Make handles the Close-to-Slack pattern with a cleaner visual router if you want to conditionally branch between rep channels based on deal size or territory — their Router module is better than Pipedream's if/else code approach for non-developers. Zapier has a native Close trigger called 'New Lead' that requires no webhook setup, which saves 15 minutes of configuration — but it polls every 5–15 minutes, so a hot inbound lead sits unnoticed for up to 15 minutes. n8n lets you self-host, which matters if your Close data can't touch third-party servers — Pipedream is cloud-only. Power Automate has no native Close connector, so you'd need a custom HTTP trigger anyway, and then you're writing Power Fx expressions for field mapping that's easier in JavaScript. Pipedream wins here specifically because Close has no native source and you need code to handle the custom field mess — writing that code is faster in Pipedream than fighting any visual tool's limitations.

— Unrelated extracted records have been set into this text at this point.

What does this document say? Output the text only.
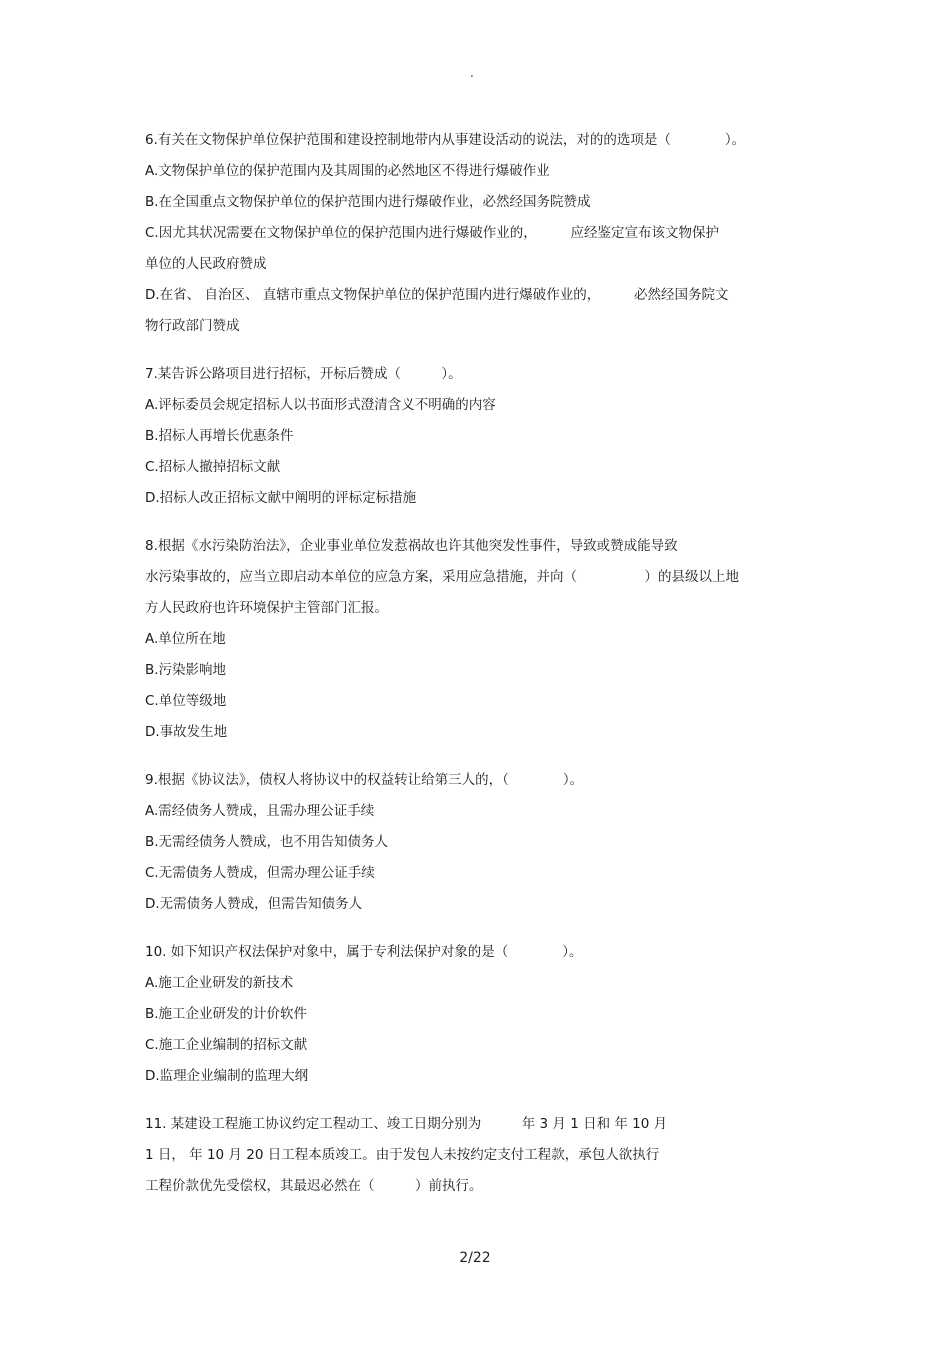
.
6.有关在文物保护单位保护范围和建设控制地带内从事建设活动的说法，对的的选项是（　　　　）。
A.文物保护单位的保护范围内及其周围的必然地区不得进行爆破作业
B.在全国重点文物保护单位的保护范围内进行爆破作业，必然经国务院赞成
C.因尤其状况需要在文物保护单位的保护范围内进行爆破作业的，　　　应经鉴定宣布该文物保护
单位的人民政府赞成
D.在省、 自治区、 直辖市重点文物保护单位的保护范围内进行爆破作业的，　　　必然经国务院文
物行政部门赞成
7.某告诉公路项目进行招标，开标后赞成（　　　）。
A.评标委员会规定招标人以书面形式澄清含义不明确的内容
B.招标人再增长优惠条件
C.招标人撤掉招标文献
D.招标人改正招标文献中阐明的评标定标措施
8.根据《水污染防治法》，企业事业单位发惹祸故也许其他突发性事件，导致或赞成能导致
水污染事故的，应当立即启动本单位的应急方案，采用应急措施，并向（　　　　　）的县级以上地
方人民政府也许环境保护主管部门汇报。
A.单位所在地
B.污染影响地
C.单位等级地
D.事故发生地
9.根据《协议法》，债权人将协议中的权益转让给第三人的，（　　　　）。
A.需经债务人赞成，且需办理公证手续
B.无需经债务人赞成，也不用告知债务人
C.无需债务人赞成，但需办理公证手续
D.无需债务人赞成，但需告知债务人
10. 如下知识产权法保护对象中，属于专利法保护对象的是（　　　　）。
A.施工企业研发的新技术
B.施工企业研发的计价软件
C.施工企业编制的招标文献
D.监理企业编制的监理大纲
11. 某建设工程施工协议约定工程动工、竣工日期分别为　　　年 3 月 1 日和 年 10 月
1 日， 年 10 月 20 日工程本质竣工。由于发包人未按约定支付工程款，承包人欲执行
工程价款优先受偿权，其最迟必然在（　　　）前执行。
2/22
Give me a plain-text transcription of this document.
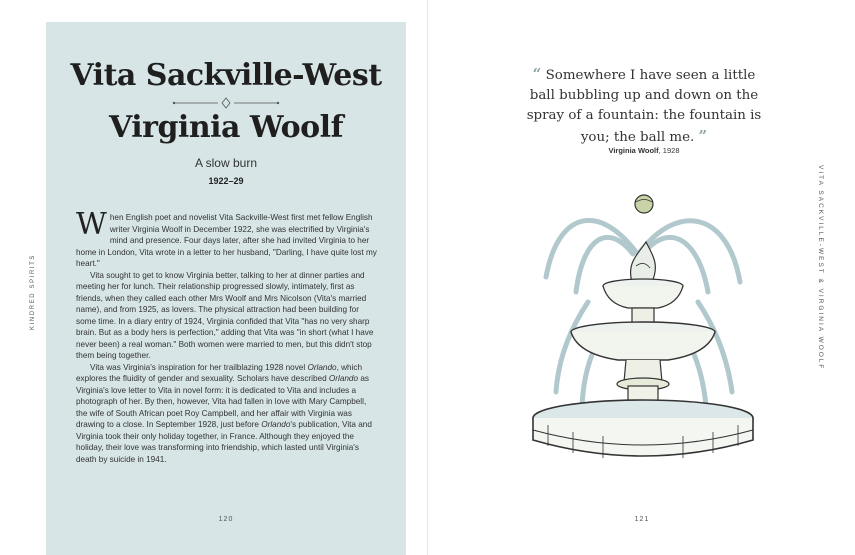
Vita Sackville-West
Virginia Woolf
A slow burn
1922–29

When English poet and novelist Vita Sackville-West first met fellow English writer Virginia Woolf in December 1922, she was electrified by Virginia's mind and presence. Four days later, after she had invited Virginia to her home in London, Vita wrote in a letter to her husband, "Darling, I have quite lost my heart."

Vita sought to get to know Virginia better, talking to her at dinner parties and meeting her for lunch. Their relationship progressed slowly, intimately, first as friends, when they called each other Mrs Woolf and Mrs Nicolson (Vita's married name), and from 1925, as lovers. The physical attraction had been building for some time. In a diary entry of 1924, Virginia confided that Vita "has no very sharp brain. But as a body hers is perfection," adding that Vita was "in short (what I have never been) a real woman." Both women were married to men, but this didn't stop them being together.

Vita was Virginia's inspiration for her trailblazing 1928 novel Orlando, which explores the fluidity of gender and sexuality. Scholars have described Orlando as Virginia's love letter to Vita in novel form: it is dedicated to Vita and includes a photograph of her. By then, however, Vita had fallen in love with Mary Campbell, the wife of South African poet Roy Campbell, and her affair with Virginia was drawing to a close. In September 1928, just before Orlando's publication, Vita and Virginia took their only holiday together, in France. Although they enjoyed the holiday, their love was transforming into friendship, which lasted until Virginia's death by suicide in 1941.

KINDRED SPIRITS
120
“ Somewhere I have seen a little ball bubbling up and down on the spray of a fountain: the fountain is you; the ball me. ”
Virginia Woolf, 1928
VITA SACKVILLE-WEST & VIRGINIA WOOLF
121
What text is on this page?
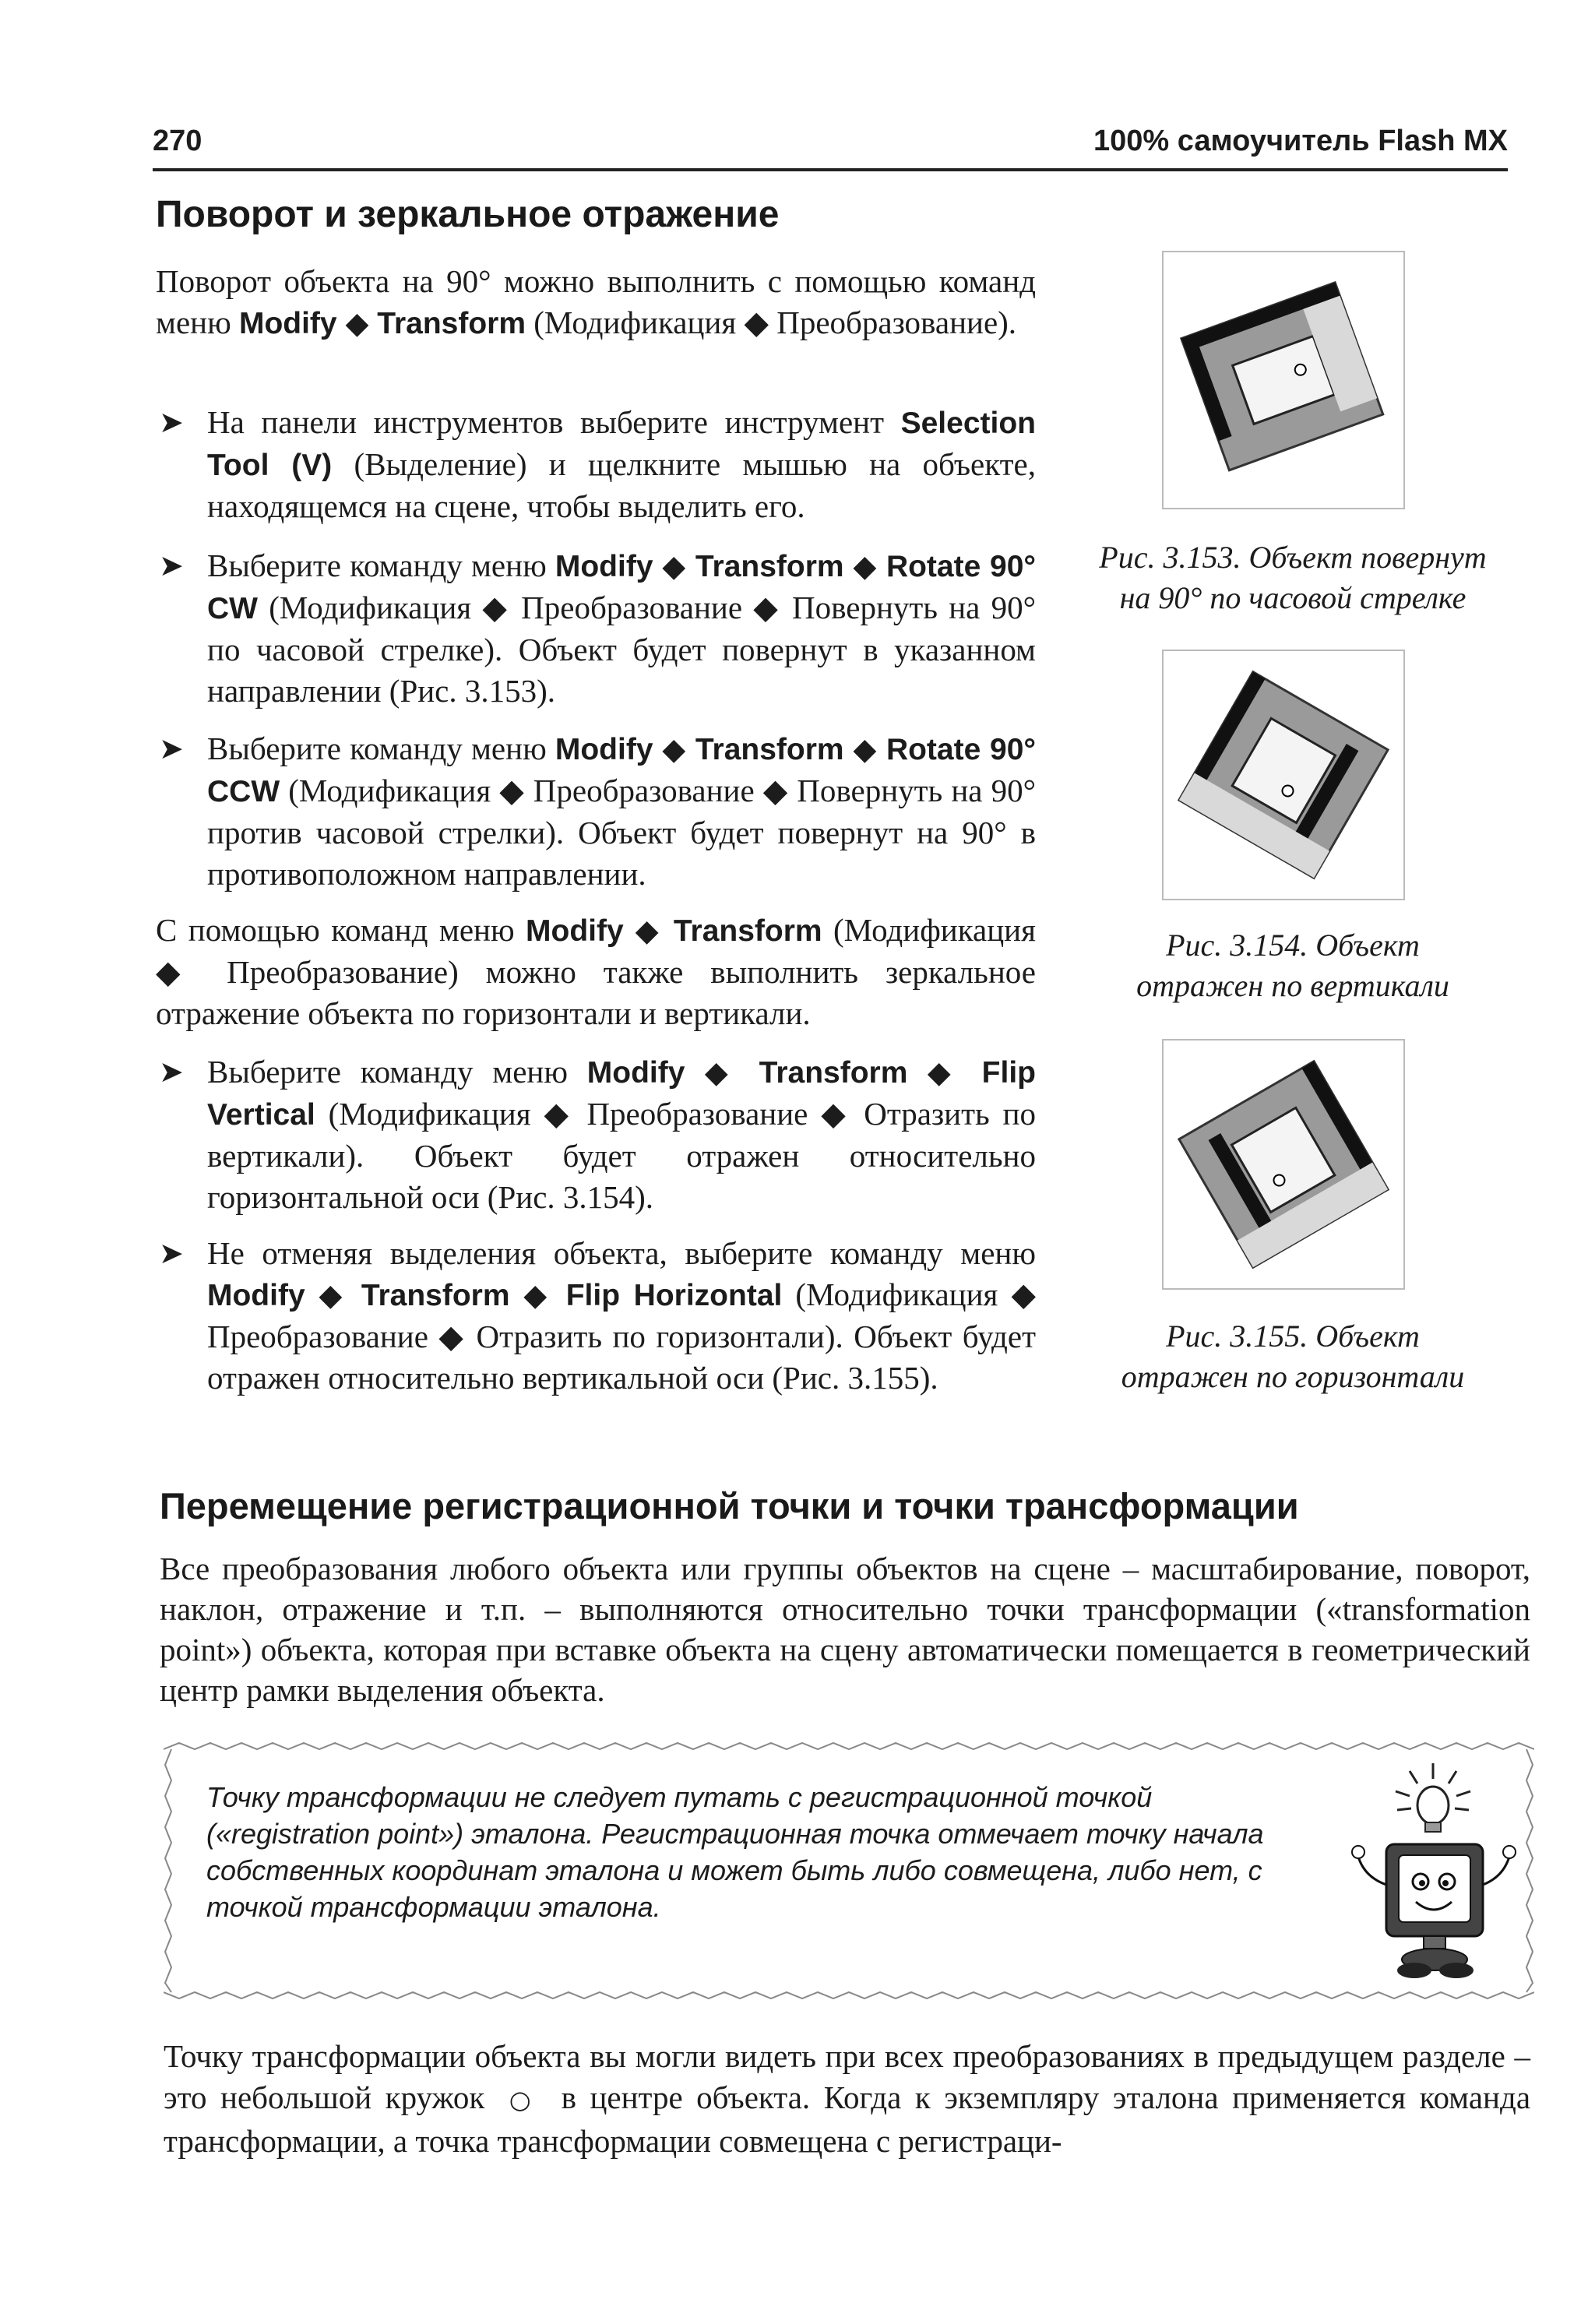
270	100% самоучитель Flash MX
Поворот и зеркальное отражение
Поворот объекта на 90° можно выполнить с помощью команд меню Modify ◆ Transform (Модификация ◆ Преобразование).
➤ На панели инструментов выберите инструмент Selection Tool (V) (Выделение) и щелкните мышью на объекте, находящемся на сцене, чтобы выделить его.
➤ Выберите команду меню Modify ◆ Transform ◆ Rotate 90° CW (Модификация ◆ Преобразование ◆ Повернуть на 90° по часовой стрелке). Объект будет повернут в указанном направлении (Рис. 3.153).
➤ Выберите команду меню Modify ◆ Transform ◆ Rotate 90° CCW (Модификация ◆ Преобразование ◆ Повернуть на 90° против часовой стрелки). Объект будет повернут на 90° в противоположном направлении.
С помощью команд меню Modify ◆ Transform (Модификация ◆ Преобразование) можно также выполнить зеркальное отражение объекта по горизонтали и вертикали.
➤ Выберите команду меню Modify ◆ Transform ◆ Flip Vertical (Модификация ◆ Преобразование ◆ Отразить по вертикали). Объект будет отражен относительно горизонтальной оси (Рис. 3.154).
➤ Не отменяя выделения объекта, выберите команду меню Modify ◆ Transform ◆ Flip Horizontal (Модификация ◆ Преобразование ◆ Отразить по горизонтали). Объект будет отражен относительно вертикальной оси (Рис. 3.155).
Рис. 3.153. Объект повернут
на 90° по часовой стрелке
Рис. 3.154. Объект
отражен по вертикали
Рис. 3.155. Объект
отражен по горизонтали
Перемещение регистрационной точки и точки трансформации
Все преобразования любого объекта или группы объектов на сцене – масштабирование, поворот, наклон, отражение и т.п. – выполняются относительно точки трансформации («transformation point») объекта, которая при вставке объекта на сцену автоматически помещается в геометрический центр рамки выделения объекта.
Точку трансформации не следует путать с регистрационной точкой («registration point») эталона. Регистрационная точка отмечает точку начала собственных координат эталона и может быть либо совмещена, либо нет, с точкой трансформации эталона.
Точку трансформации объекта вы могли видеть при всех преобразованиях в предыдущем разделе – это небольшой кружок ○ в центре объекта. Когда к экземпляру эталона применяется команда трансформации, а точка трансформации совмещена с регистраци-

Three things you'll hit after this goes live. First, Close fires 'lead.updated' on every field change — if a rep edits a phone number on a lead already assigned to them, the webhook fires and your filter step needs to catch it. The filter works, but watch your event history the first week to confirm the block rate looks right (expect 80–90% of events to be filtered out). Second, Slack's Block Kit button with a URL field only works if your Slack workspace has 'Unfurl links' turned off — otherwise the message expands the Close URL into a giant preview that buries the actual details. Turn off link unfurling in your Slack channel settings or use a plain text message format. Third, Close's API rate limit is 40 requests per second per API key, which you won't hit with this workflow, but if you're also running other Close API integrations on the same key, check your combined rate against that ceiling.

Ideas for what to build next

  • Add a Close activity log when the rep views the Slack messageUse Slack's interactivity features to add an 'I'm on it' button to the message — clicking it triggers a second Pipedream workflow that logs a note on the Close lead confirming the rep acknowledged the assignment.
  • Build a daily digest for uncontacted assigned leadsAdd a second Pipedream workflow on a scheduled trigger that queries Close each morning for leads assigned in the last 24 hours with no activity logged, and posts a summary to the rep's Slack channel so nothing slips through.
  • Route hot leads differently based on company sizeAdd a branching code step that checks company size from the Close API response — leads from companies over 500 employees get posted to both the rep's personal channel and a shared #enterprise-leads channel for management visibility.